I have trouble in proving this, that is if $t\in Q\land t^2<2$, then there exists another rational number $q$ such that $q>t\land q^2<2$. May I ask how to find this rational number?

Answer 1

If $t$ is negative or zero, we can use $1$ as bigger.

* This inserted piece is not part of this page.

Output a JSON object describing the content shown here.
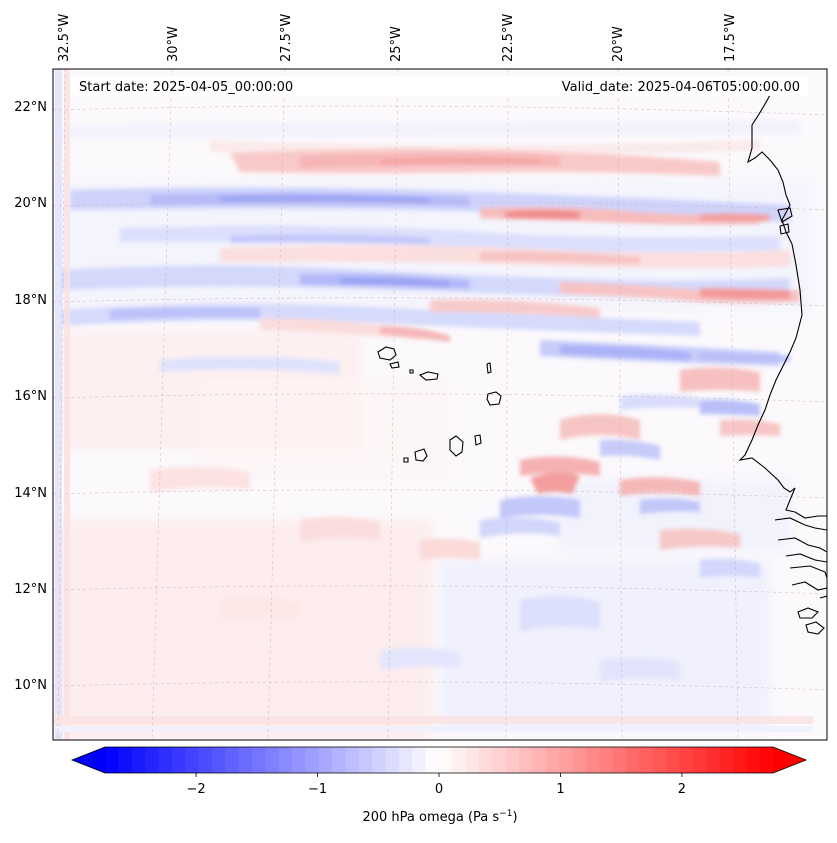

If $t$ is already positive, we can write it as $ t = \frac{p}{q}$ with positive integers $p,q.$ The requirement that $ \left( \frac{p}{q} \right)^2 < 2$ tells us that $$ p^2 - 2 q^2 < 0 $$ We choose $$ w = \frac{3p+4q}{2p+3q}= \frac{3t+4}{2t+3} . $$ As $$ \left( 3p+4q \right)^2 - 2 \left( 2p+3q \right)^2 = p^2 - 2 q^2 < 0$$ we see that $w^2 < 2$ At the same time $$ w - t = \frac{3p+4q}{2p+3q} - \frac{p}{q} = \frac{-2(p^2 - 2 q^2)}{q(2p+3q)} > 0 $$

The reasons for doing this: every quadratic form, in this case $x^2 - 2 y^2,$ has an automorphism group; we use a matrix that generates the group, which is a recipe once we find the first nontrivial Pell solution, $3^2 - 2 \cdot 2^2 = 1$

$$ \left( \begin{array}{cc} 3&2 \\ 4&3 \\ \end{array} \right) \left( \begin{array}{cc} 1&0 \\ 0&-2 \\ \end{array} \right) \left( \begin{array}{cc} 3&4 \\ 2&3 \\ \end{array} \right) = \left( \begin{array}{cc} 1&0 \\ 0& -2 \\ \end{array} \right) $$

note: many binary quadratic forms also have an automorphism of negative determinant, in this case we could negate one variable while leaving the other fixed. The entire group is defined once we add a single instance of that onto the infinite cyclic group of automorphisms with positive determinant

Answer 2

Let $q=t+h$ where WLOG $0<h<1$ and $q>0$. Then we want $q^2+2qh+h^2 <2$ but $h^2\leq h$ so it is enough to have $q^2 +2qh+h<2$ or $$h<\frac{2-q^2}{1+2q}$$